I’ve always enjoyed learning about engineering, ever since I first started playing with Lego when I was a child.

But I was only one of four girls to take the subject at my school and I got negative comments from people about it not being a “girls’ profession”.  I talked to a friend from another unit and she told me that at her school the boys were encouraged to study engineering, but not the girls.

Action for Change supports and inspires Girlguiding members to complete a year-long project on an issue that's important to them.

That shocked me and I decided to do some research.

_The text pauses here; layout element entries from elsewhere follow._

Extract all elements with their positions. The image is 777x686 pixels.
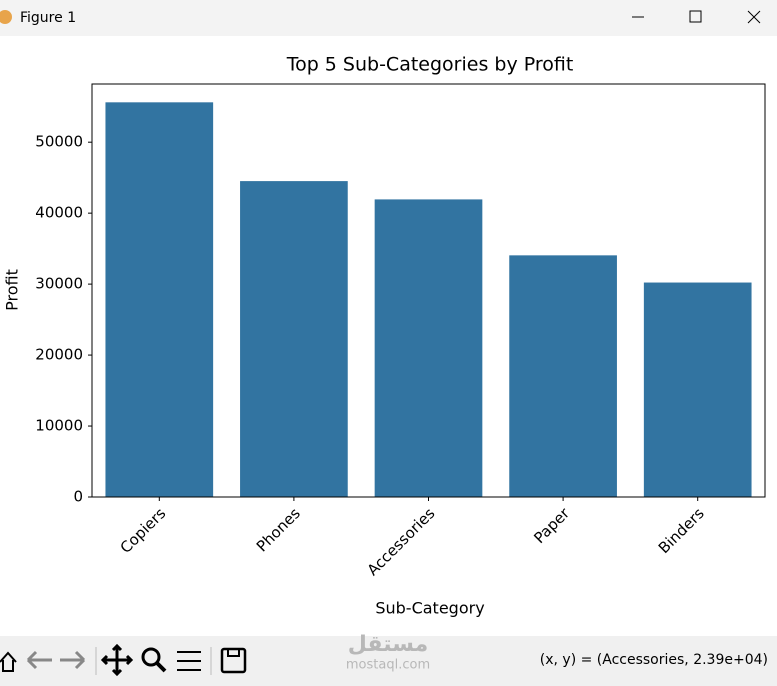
y-tick-label: 50000: [35, 133, 83, 151]
maximize-button[interactable]: [689, 10, 702, 23]
bar: [374, 199, 483, 497]
window-title: Figure 1: [20, 10, 76, 26]
zoom-handle: [155, 661, 167, 673]
bar: [643, 282, 752, 497]
watermark-url: mostaql.com: [346, 658, 430, 673]
x-tick-label: Accessories: [364, 504, 439, 579]
forward-button[interactable]: [60, 650, 86, 670]
x-axis-label: Sub-Category: [375, 599, 484, 618]
plot-area: 0 10000 20000 30000 40000 50000 Copiers Phones A…: [35, 102, 752, 579]
back-button[interactable]: [26, 650, 52, 670]
chart-title: Top 5 Sub-Categories by Profit: [286, 54, 574, 76]
y-tick-label: 20000: [35, 346, 83, 364]
close-button[interactable]: [747, 10, 761, 24]
watermark: مستقل: [348, 632, 428, 657]
bar: [105, 102, 214, 497]
x-tick-label: Binders: [655, 504, 708, 557]
home-button[interactable]: [0, 651, 17, 672]
y-tick-label: 30000: [35, 275, 83, 293]
x-tick-label: Phones: [253, 504, 304, 555]
y-tick-label: 0: [73, 488, 83, 506]
configure-button[interactable]: [177, 651, 201, 671]
y-tick-label: 10000: [35, 417, 83, 435]
app-icon: [0, 10, 12, 24]
zoom-button[interactable]: [141, 647, 161, 667]
y-axis-label: Profit: [3, 269, 22, 311]
axes-frame: [91, 83, 766, 498]
title-bar: [0, 0, 777, 36]
pan-button[interactable]: [100, 643, 134, 677]
x-tick-label: Copiers: [117, 504, 170, 557]
bar: [509, 255, 617, 497]
save-icon-part: [227, 648, 240, 657]
status-text: (x, y) = (Accessories, 2.39e+04): [540, 652, 768, 668]
y-tick-label: 40000: [35, 204, 83, 222]
x-tick-label: Paper: [530, 504, 573, 547]
bar: [240, 181, 348, 497]
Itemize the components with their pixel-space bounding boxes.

I discovered there’s a shortfall of 20,000 engineers in the UK, and although women make up only 9% of the profession, their contributions are significant, particularly in fields such as environmental protection – from Mary Walton’s methods to reduce coal smoke pollution in 1879, to Inna Braverman’s innovations in using ocean waves for power in recent years.

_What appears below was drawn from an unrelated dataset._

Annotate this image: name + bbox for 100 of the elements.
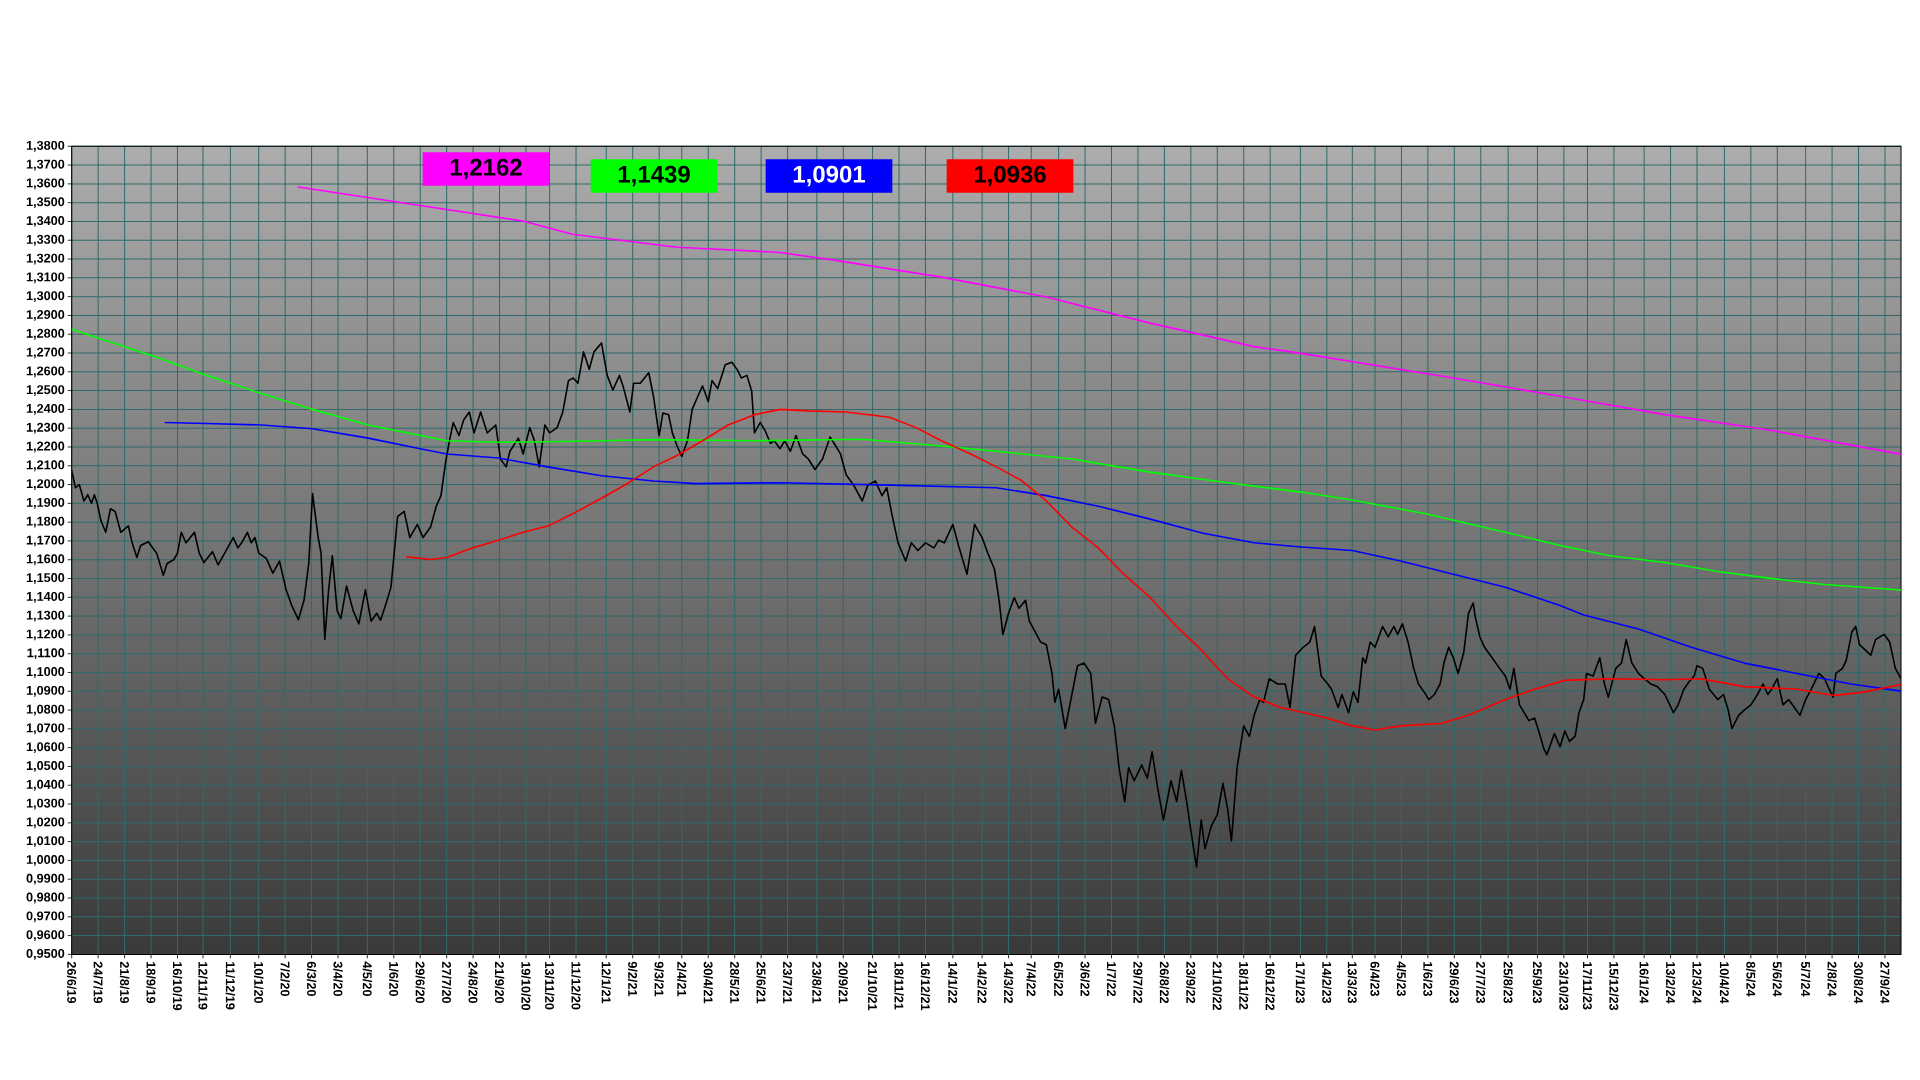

So, when I heard about Action for Change, I knew I wanted to run a project on getting more girls into engineering and removing the stigma around the subject.

Listening to girls and talking to the BBC

First of all, I was given help setting up a Twitter account to promote the campaign, and I became good at seeking out influential people to follow and reach out to. Then I created a survey to help me understand girls’ opinions on the issue.

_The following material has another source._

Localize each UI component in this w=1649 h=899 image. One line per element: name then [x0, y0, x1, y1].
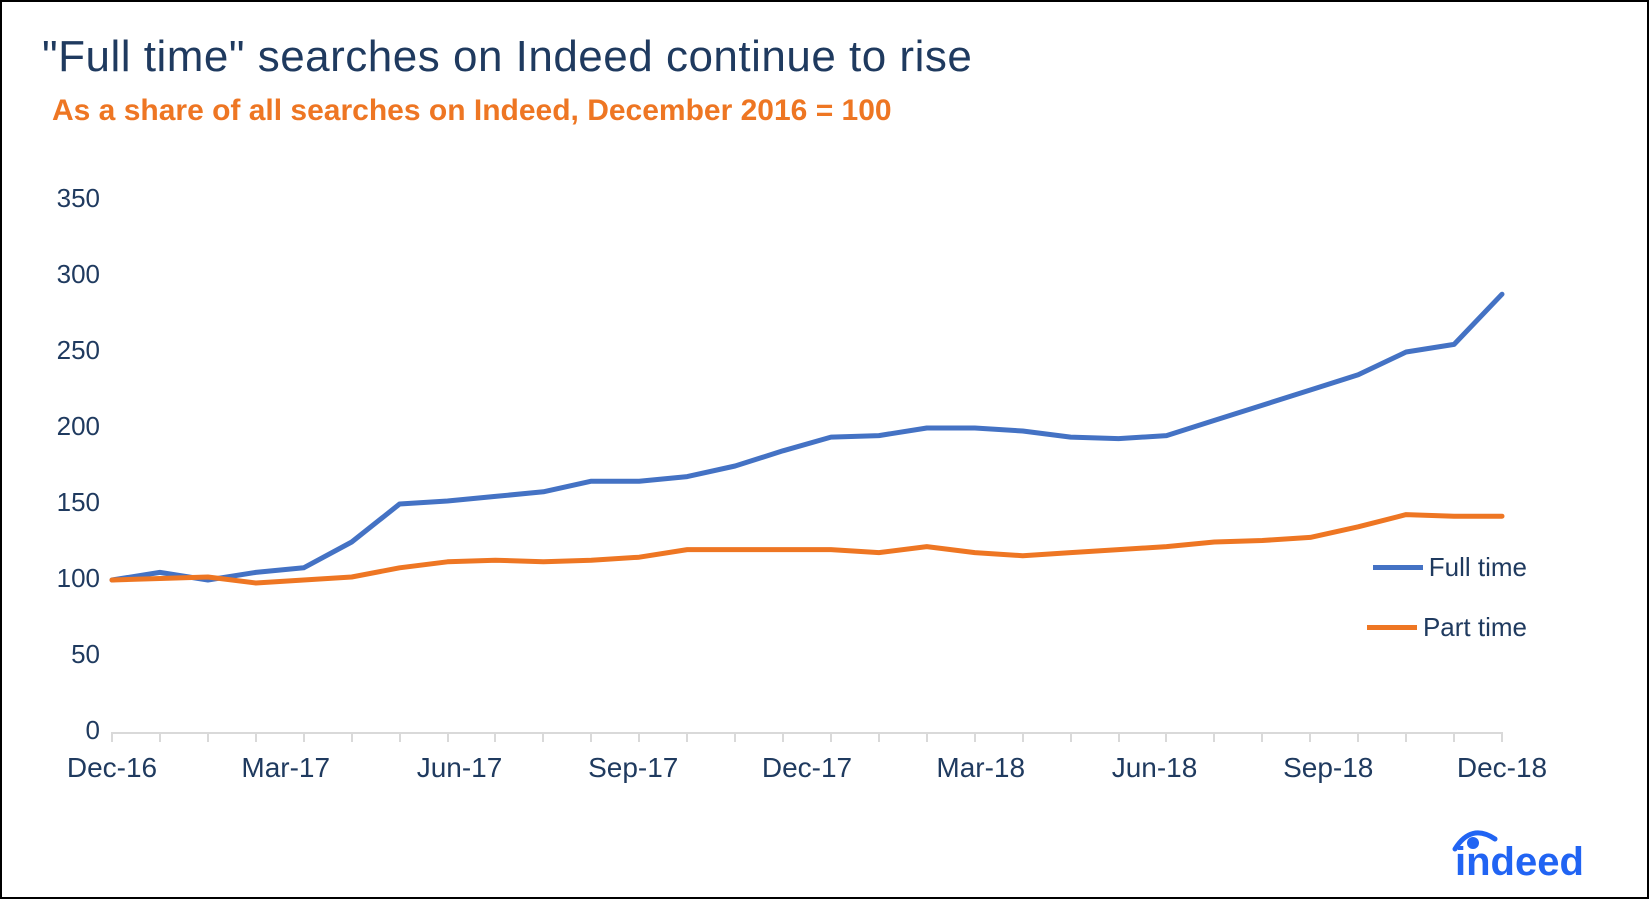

I found that 77% of the 234 girls who responded to my survey were interested in studying engineering, but only 27% said they had the opportunity to. I created a report of my findings and it got a lot of attention – I spoke to people from major engineering companies and the head of the women’s engineering society in America. I was even interviewed by the BBC! It’s really boosted my confidence, and made me certain that I want to go into engineering.

My next move will be to approach educational groups and politicians, including Nicola Sturgeon. I also want to create an activity book for other guiding units with information about what engineering is and examples of role models, so girls can learn about the subject if they don’t have the opportunity to study it.

Being part of Girlguiding has broadened my understanding of the world

Action for Change teaches you all the steps you need to take to really change something. 
It has allowed me to voice issues that directly affect my peers and I, and connect with others who can further influence my campaign. I’ve definitely become more confident, and gained new skills, such as developing my communication, online presence and influence and analytical skills.

When at the pilot of Action for Change in Edinburgh, I met so many inspiring girls with exciting and important ideas for projects, and it was great to catch up with them later at the Recharge event to see what they had been up to. This has definitely inspired me to continue my project further.

Being a part of the Girlguiding family has broadened my knowledge and understanding of the world. And has taught me the importance of gathering and voicing opinions.

I would encourage girls who feel passionately about an issue to join Action for change to receive expert guidance and mentorship to reach their targets. Girlguiding will help your voice to be heard, and help you to decide the correct way to create change.